It’s a pet peeve for many people, and Eric Schnieder sees it happen all the time.

He has even stepped in it himself—dog feces left on the ground by owners that think their four-legged friend’s waste will dissolve with the snow.

“It’s definitely a problem around here,” said Schnieder, head of Business Communications at the Red Dog Pet Resort & Spa in Boston.

Whether from being lazy, or trying to keep their hands warm during the winter weather, Schnieder said he gets angry about the lack of responsibility.

He said his own dog has even become sick from stepping in waste that wasn’t properly disposed of, after licking her own paws.

When his pet fell ill, veterinarians told Schnieder the dog had contracted parasites from the un-scooped stool.

“The whole point of owning a dog is to take care of them,” he said. “If people don’t want to step in it themselves, then they should also clean it up.”

But doctors and animal experts said Wednesday that not only is ignoring picking up after a pet discourteous to fellow Bostonians—as Schnieder has witnessed outside the Red Dog on many occasions—it can also lead to severe sickness, and even blindness in humans.

As the snow mounds begin to melt away in the Hub, following the weekend blizzard, Dr. Cynthia Cox, head shelter Veterinarian at the MSPCA, said the leftover fecal matter from Fido gets more dangerous the longer it festers.

“It’s not just aesthetically disgusting, but diseases can be passed from pets to people,” she said. “The biggest risk is when dog poop is sitting for a long time.”

Cox said when it sits for too long, the eggs from parasites in the stool can become infected, and they “really have the potential to harm someone.”

“It can be very serious,” said Cox, adding that children are particularly at risk because they play in parks in the dirt, and frequently put their hands in their mouths.

She said specific larvae can hatch, get passed to people, and then travel through organs, leading to asthma and other complications.

She also said if people touch their eyes after inadvertently being exposed to decrepit fecal particles, they could go blind.

Like Schnieder, Cox said laziness could be a common reason for the lack of cleaning up.

“They think it will melt away, or that the snow will turn it to poop soup,” she said.

“But the eggs never really go away. You need to extract them from the environment completely.”

The best way to do that is to pick up the poo.

In Boston, there are strict rules about being responsible for a pet’s waste.

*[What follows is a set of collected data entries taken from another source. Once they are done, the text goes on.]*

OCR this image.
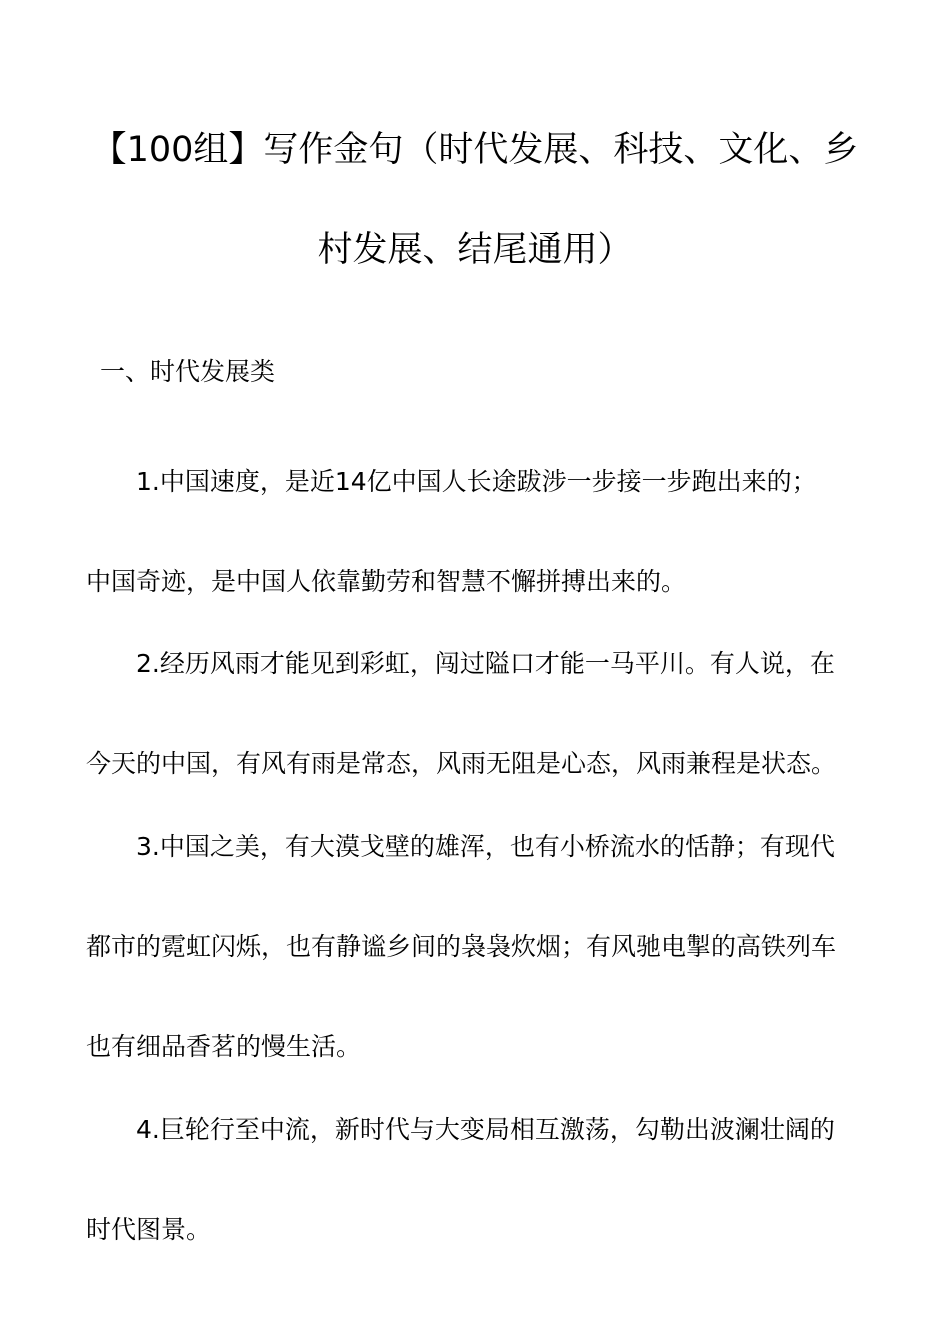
【100组】写作金句（时代发展、科技、文化、乡
村发展、结尾通用）
一、时代发展类
1.中国速度，是近14亿中国人长途跋涉一步接一步跑出来的；
中国奇迹，是中国人依靠勤劳和智慧不懈拼搏出来的。
2.经历风雨才能见到彩虹，闯过隘口才能一马平川。有人说，在
今天的中国，有风有雨是常态，风雨无阻是心态，风雨兼程是状态。
3.中国之美，有大漠戈壁的雄浑，也有小桥流水的恬静；有现代
都市的霓虹闪烁，也有静谧乡间的袅袅炊烟；有风驰电掣的高铁列车
也有细品香茗的慢生活。
4.巨轮行至中流，新时代与大变局相互激荡，勾勒出波澜壮阔的
时代图景。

According to the city’s website, “these laws are intended to protect the public from potential hazardous health conditions, and prevent environmental pollution.”

At Boston Animal Hospital, workers also warned dog owners about the health hazards associated with ignored feces.

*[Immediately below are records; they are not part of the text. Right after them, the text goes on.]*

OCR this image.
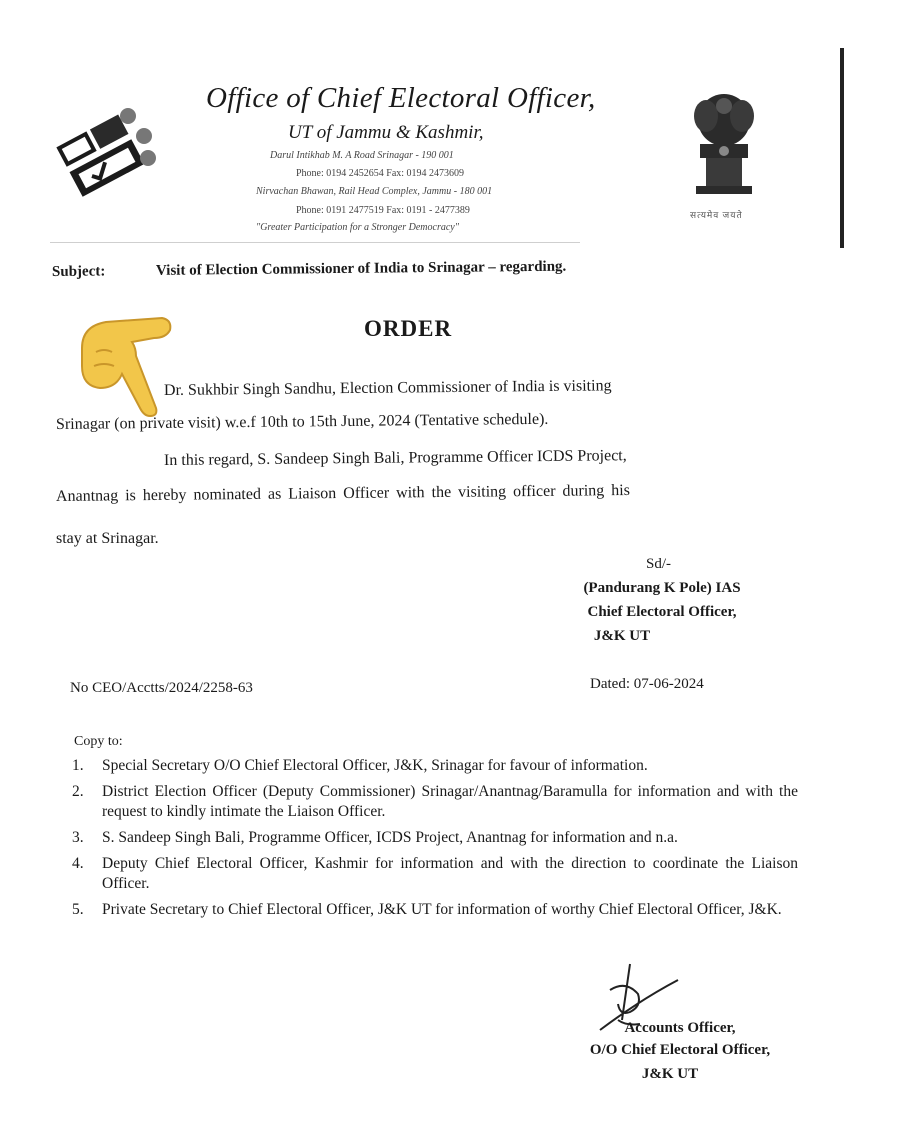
Office of Chief Electoral Officer,
UT of Jammu & Kashmir,
Darul Intikhab M. A Road Srinagar - 190 001
Phone: 0194 2452654 Fax: 0194 2473609
Nirvachan Bhawan, Rail Head Complex, Jammu - 180 001
Phone: 0191 2477519 Fax: 0191 - 2477389
"Greater Participation for a Stronger Democracy"
सत्यमेव जयते
Subject:	Visit of Election Commissioner of India to Srinagar – regarding.
ORDER
Dr. Sukhbir Singh Sandhu, Election Commissioner of India is visiting
Srinagar (on private visit) w.e.f 10th to 15th June, 2024 (Tentative schedule).
In this regard, S. Sandeep Singh Bali, Programme Officer ICDS Project,
Anantnag is hereby nominated as Liaison Officer with the visiting officer during his
stay at Srinagar.
Sd/-
(Pandurang K Pole) IAS
Chief Electoral Officer,
J&K UT
No CEO/Acctts/2024/2258-63	Dated: 07-06-2024
Copy to:
1. Special Secretary O/O Chief Electoral Officer, J&K, Srinagar for favour of information.
2. District Election Officer (Deputy Commissioner) Srinagar/Anantnag/Baramulla for information and with the request to kindly intimate the Liaison Officer.
3. S. Sandeep Singh Bali, Programme Officer, ICDS Project, Anantnag for information and n.a.
4. Deputy Chief Electoral Officer, Kashmir for information and with the direction to coordinate the Liaison Officer.
5. Private Secretary to Chief Electoral Officer, J&K UT for information of worthy Chief Electoral Officer, J&K.
Accounts Officer,
O/O Chief Electoral Officer,
J&K UT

Trisha Lay, an employee at the hospital, said in most cases people probably don’t clean-up after their pooches because they are either too lazy, or think “the snow will cover it and they won’t get caught.”

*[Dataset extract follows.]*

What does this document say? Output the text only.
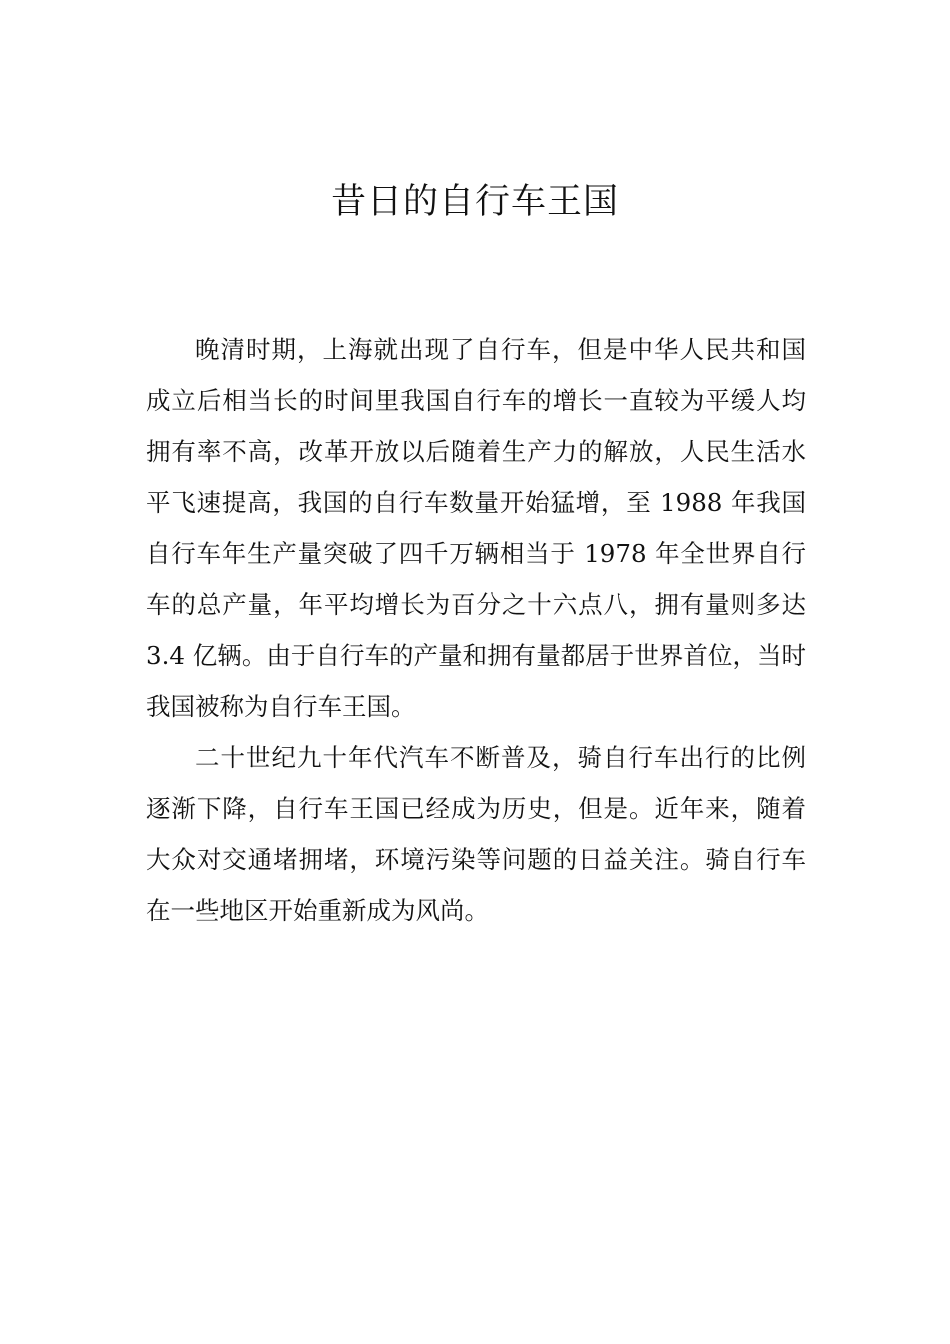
昔日的自行车王国

晚清时期，上海就出现了自行车，但是中华人民共和国成立后相当长的时间里我国自行车的增长一直较为平缓人均拥有率不高，改革开放以后随着生产力的解放，人民生活水平飞速提高，我国的自行车数量开始猛增，至 1988 年我国自行车年生产量突破了四千万辆相当于 1978 年全世界自行车的总产量，年平均增长为百分之十六点八，拥有量则多达 3.4 亿辆。由于自行车的产量和拥有量都居于世界首位，当时我国被称为自行车王国。

二十世纪九十年代汽车不断普及，骑自行车出行的比例逐渐下降，自行车王国已经成为历史，但是。近年来，随着大众对交通堵拥堵，环境污染等问题的日益关注。骑自行车在一些地区开始重新成为风尚。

“It becomes a concern,” said Lay, adding that parasites spread easily through the infected stool from other pets.

Lay said there are ways to help prevent dogs from getting infected with parasites like tapeworm, however, like taking monthly pills.

But the concern about sickness impacting humans still remains.

And as Schnieder notes, not only is it a health threat to both pets and people, but it’s also a matter of courtesy.

“They can easily just clean it up,” he said.